Friday, July 18, 2008

Don't love LE

I don't love Louise Erdrich. To say "I love Louise Erdrich" would be a profoundly flippant statement dishonoring the deep respect I have for her writing. Bone satisfied may be more accurate. I have just finished Four Souls and Painted Drum.
Four Souls was a fleshing out of Fleur Pillager from The Last Report on the Miracles at Little No Horse but the sentence that knocked my breath from me with it's power and truth was this [Nanapush speaking of Fleur]:

She should have known that it is wrong to bear a child for any other reason but to surrender your body to life.

Painted Drum took me by surprise because the first character voice we hear was more like a modern novel seemingly devoid of intuition and mystery. The painted drum draws us back to the reservation and the initial character comes back unable to ignore or hide the full dimensions of her life, history, love.

Pushing the swing higher

We are swinging very high these days.

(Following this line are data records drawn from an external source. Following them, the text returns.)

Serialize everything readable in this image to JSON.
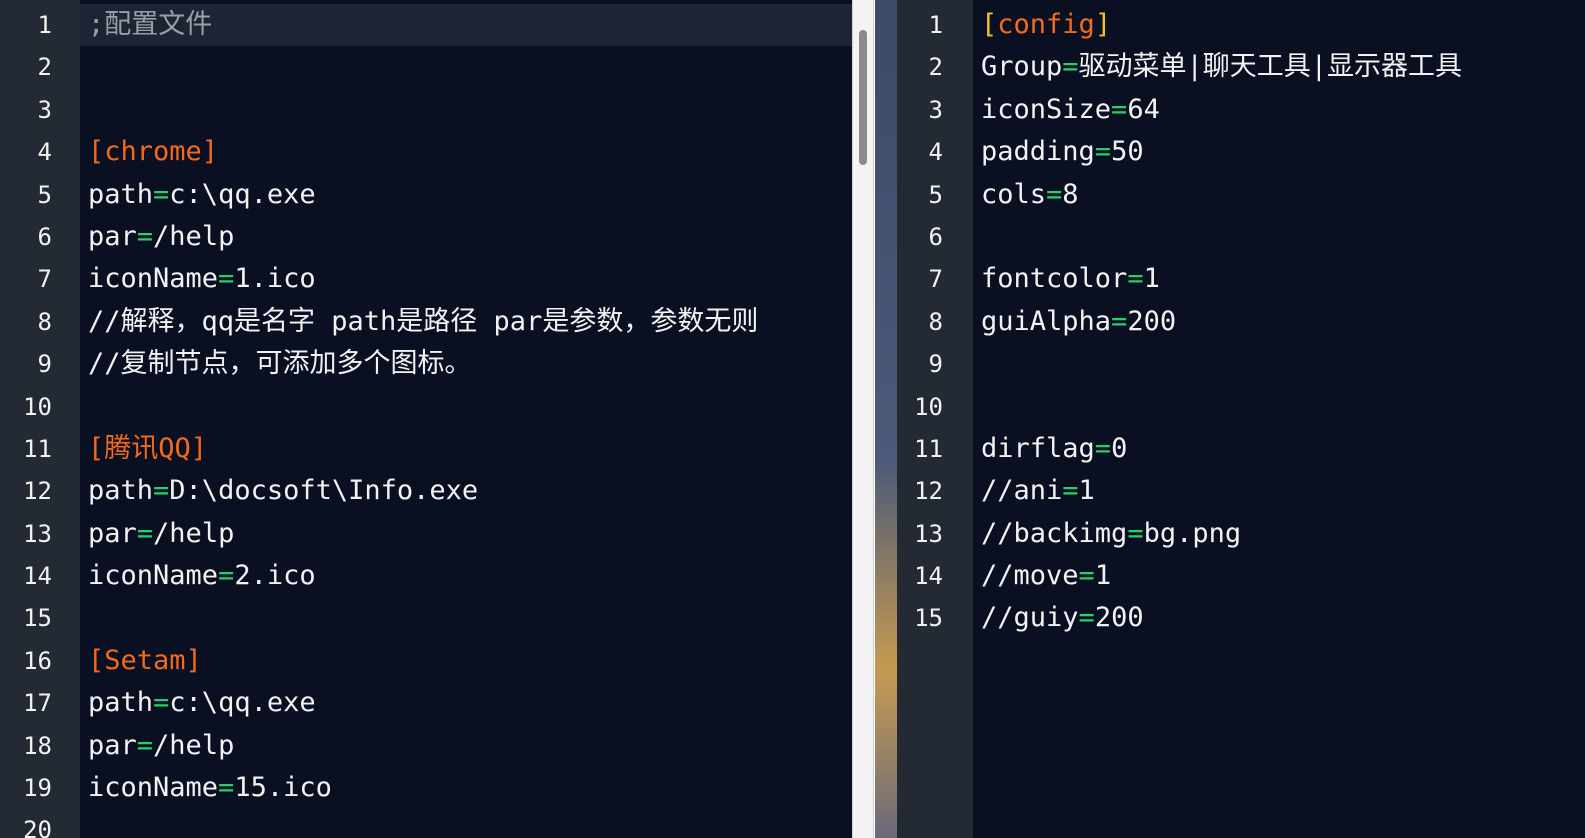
{
  "left_editor": {
    "lines": [
      {
        "n": "1",
        "tokens": [
          {
            "t": ";配置文件",
            "k": "comment"
          }
        ],
        "current": true
      },
      {
        "n": "2",
        "tokens": []
      },
      {
        "n": "3",
        "tokens": []
      },
      {
        "n": "4",
        "tokens": [
          {
            "t": "[chrome]",
            "k": "section"
          }
        ]
      },
      {
        "n": "5",
        "tokens": [
          {
            "t": "path",
            "k": "key"
          },
          {
            "t": "=",
            "k": "eq"
          },
          {
            "t": "c:\\qq.exe",
            "k": "val"
          }
        ]
      },
      {
        "n": "6",
        "tokens": [
          {
            "t": "par",
            "k": "key"
          },
          {
            "t": "=",
            "k": "eq"
          },
          {
            "t": "/help",
            "k": "val"
          }
        ]
      },
      {
        "n": "7",
        "tokens": [
          {
            "t": "iconName",
            "k": "key"
          },
          {
            "t": "=",
            "k": "eq"
          },
          {
            "t": "1.ico",
            "k": "val"
          }
        ]
      },
      {
        "n": "8",
        "tokens": [
          {
            "t": "//解释，qq是名字 path是路径 par是参数，参数无则",
            "k": "text"
          }
        ]
      },
      {
        "n": "9",
        "tokens": [
          {
            "t": "//复制节点，可添加多个图标。",
            "k": "text"
          }
        ]
      },
      {
        "n": "10",
        "tokens": []
      },
      {
        "n": "11",
        "tokens": [
          {
            "t": "[腾讯QQ]",
            "k": "section"
          }
        ]
      },
      {
        "n": "12",
        "tokens": [
          {
            "t": "path",
            "k": "key"
          },
          {
            "t": "=",
            "k": "eq"
          },
          {
            "t": "D:\\docsoft\\Info.exe",
            "k": "val"
          }
        ]
      },
      {
        "n": "13",
        "tokens": [
          {
            "t": "par",
            "k": "key"
          },
          {
            "t": "=",
            "k": "eq"
          },
          {
            "t": "/help",
            "k": "val"
          }
        ]
      },
      {
        "n": "14",
        "tokens": [
          {
            "t": "iconName",
            "k": "key"
          },
          {
            "t": "=",
            "k": "eq"
          },
          {
            "t": "2.ico",
            "k": "val"
          }
        ]
      },
      {
        "n": "15",
        "tokens": []
      },
      {
        "n": "16",
        "tokens": [
          {
            "t": "[Setam]",
            "k": "section"
          }
        ]
      },
      {
        "n": "17",
        "tokens": [
          {
            "t": "path",
            "k": "key"
          },
          {
            "t": "=",
            "k": "eq"
          },
          {
            "t": "c:\\qq.exe",
            "k": "val"
          }
        ]
      },
      {
        "n": "18",
        "tokens": [
          {
            "t": "par",
            "k": "key"
          },
          {
            "t": "=",
            "k": "eq"
          },
          {
            "t": "/help",
            "k": "val"
          }
        ]
      },
      {
        "n": "19",
        "tokens": [
          {
            "t": "iconName",
            "k": "key"
          },
          {
            "t": "=",
            "k": "eq"
          },
          {
            "t": "15.ico",
            "k": "val"
          }
        ]
      },
      {
        "n": "20",
        "tokens": []
      }
    ]
  },
  "right_editor": {
    "lines": [
      {
        "n": "1",
        "tokens": [
          {
            "t": "[",
            "k": "bracket"
          },
          {
            "t": "config",
            "k": "section"
          },
          {
            "t": "]",
            "k": "bracket"
          }
        ]
      },
      {
        "n": "2",
        "tokens": [
          {
            "t": "Group",
            "k": "key"
          },
          {
            "t": "=",
            "k": "eq"
          },
          {
            "t": "驱动菜单|聊天工具|显示器工具",
            "k": "val"
          }
        ]
      },
      {
        "n": "3",
        "tokens": [
          {
            "t": "iconSize",
            "k": "key"
          },
          {
            "t": "=",
            "k": "eq"
          },
          {
            "t": "64",
            "k": "val"
          }
        ]
      },
      {
        "n": "4",
        "tokens": [
          {
            "t": "padding",
            "k": "key"
          },
          {
            "t": "=",
            "k": "eq"
          },
          {
            "t": "50",
            "k": "val"
          }
        ]
      },
      {
        "n": "5",
        "tokens": [
          {
            "t": "cols",
            "k": "key"
          },
          {
            "t": "=",
            "k": "eq"
          },
          {
            "t": "8",
            "k": "val"
          }
        ]
      },
      {
        "n": "6",
        "tokens": []
      },
      {
        "n": "7",
        "tokens": [
          {
            "t": "fontcolor",
            "k": "key"
          },
          {
            "t": "=",
            "k": "eq"
          },
          {
            "t": "1",
            "k": "val"
          }
        ]
      },
      {
        "n": "8",
        "tokens": [
          {
            "t": "guiAlpha",
            "k": "key"
          },
          {
            "t": "=",
            "k": "eq"
          },
          {
            "t": "200",
            "k": "val"
          }
        ]
      },
      {
        "n": "9",
        "tokens": []
      },
      {
        "n": "10",
        "tokens": []
      },
      {
        "n": "11",
        "tokens": [
          {
            "t": "dirflag",
            "k": "key"
          },
          {
            "t": "=",
            "k": "eq"
          },
          {
            "t": "0",
            "k": "val"
          }
        ]
      },
      {
        "n": "12",
        "tokens": [
          {
            "t": "//ani",
            "k": "key"
          },
          {
            "t": "=",
            "k": "eq"
          },
          {
            "t": "1",
            "k": "val"
          }
        ]
      },
      {
        "n": "13",
        "tokens": [
          {
            "t": "//backimg",
            "k": "key"
          },
          {
            "t": "=",
            "k": "eq"
          },
          {
            "t": "bg.png",
            "k": "val"
          }
        ]
      },
      {
        "n": "14",
        "tokens": [
          {
            "t": "//move",
            "k": "key"
          },
          {
            "t": "=",
            "k": "eq"
          },
          {
            "t": "1",
            "k": "val"
          }
        ]
      },
      {
        "n": "15",
        "tokens": [
          {
            "t": "//guiy",
            "k": "key"
          },
          {
            "t": "=",
            "k": "eq"
          },
          {
            "t": "200",
            "k": "val"
          }
        ]
      }
    ]
  },
  "colors": {
    "editor_bg": "#0b0f22",
    "gutter_bg": "#232a33",
    "text": "#f2f2f2",
    "section": "#f26a1b",
    "bracket": "#f2c029",
    "equals": "#27d06a",
    "comment": "#9aa0a6"
  }
}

It was only at the beginning of this summer that the Boy graduated from the bucket-with-leg-holes that is the playground Baby Swing to to the classic strip of rubber on chains: the Big Kid Swing.

So far no serious mishaps have occurred as I nervously indulge his gleeful demands of "Higher! Higher!" My own admonitions of "Hold on tight!" are only partly acknowledged as he shimmies his hips, lurching the swing about as it hurtles through its sweeping arc.

As nerve-fraying as his excited nonchalance is for me as a parent, as a former child it is impossible not to share in his exhilaration and wonder how long it will be before he is ready for the rigors of leg-pumping and the breath-taking rush of his first underdog.

Thursday, July 17, 2008

impossible dream

When I was four my mother took me to a college production of Man of La Mancha. Never imagining I would fully understand the upsetting bits she ended up carrying me from the auditorium bawling. So began (or solidified) my theatrical bent and empathetic support of the underdog. "The Impossible Dream" has been part of my psyche and unconscious mantra ever since. No wonder I cry every time I hear it or get misty when someone mentions Glenn Gould.

I was a little nervous when they announced on the Morning Show (MPR) they would be playing a different take on the song by Ken Boothe. First I heard the Reggae beat, my trepidation increased, I heard the first lines, predictably began tearing, still leery, then thank my stars I wasn't the one driving as I would have had to pull over. As moved as I normally am by the song it was nothing to my pregnant reaction, emotions rallied as never before, to hearing this new version. All who wish me ill now know my kryptonite.

Friday, July 11, 2008

splashing in the pond

Well, I think I have left this blog go sufficiently long enough without an entry. If anyone is still curious, we are, in fact, still alive. Indeed, more of us are alive than ever before. In another month the Three of Us will officially become the Four of Us (although the new one's presence is VERY obvious already). Exciting stuff, and more could obviously be said, and hopefully will be very shortly. But I should start small here, and strive for consistency before I extend myself too far into verbosity.

Saturday, July 05, 2008

Sprinkle, really?

I've started reading mysteries again. I spent most of this pregnancy rereading Laura Ingalls Wilder, L.M. Montgomery and introducing myself to Kingsolver, Erdrich, and various pregnancy/parenting topics. But this last month I have once again been craving the comfort of a good mystery. I don't like to be bothered with romance or too much suspense, I just love watching/reading about other people puzzling things out. I have recently broken away from my usual Laurie R. King and Ellis Peters and begun looking for Patricia Sprinkle. Not her Maclaren series, which is too light for me, but her new genealogy series. As my husband says nothing like a bit of history to give the illusion of depth. And while I enjoy some pulp to quiet the neurotic insomniac part of my mind I don't want to feel like I'm actually numbing my brain. So far Death on the Family Tree and Sins of the Fathers have been striking the balance for me.

Fourth

I have fond memories of the Fourth of July as a child: going out to the golf corse, my little brother falling asleep on the same picnic blanket every year and staying up with my mom to watch the fireworks. We weren't just watching fireworks: we were describing our world, trying to devise the perfect name for each one. There were easy ones like popcorn and the slightly more interesting blueberry cobbler and prom dress and my favorites screaming yellow zonkers and fizzing mimis.

It wasn't just fireworks; my mom helped me capture sunsets. When I was older I switched dance studios and my lessons took us from our small town to the next following the sunset. They were all so beautiful I wouldn't want to go inside for my lesson. So the ride there was filled with descriptive phrases my mom would copy down while she waited to drive me home again.

I see now how vital it was for her to keep her hand in writing/describing everything from fireworks to family vacations, but I reaped the benefits of closely observing my world and solidifying each precious moment by our descriptions. At the same time never losing the wonder and awe that I could never encompass or remember it all. Eventually, I saw the value in that lesson, too.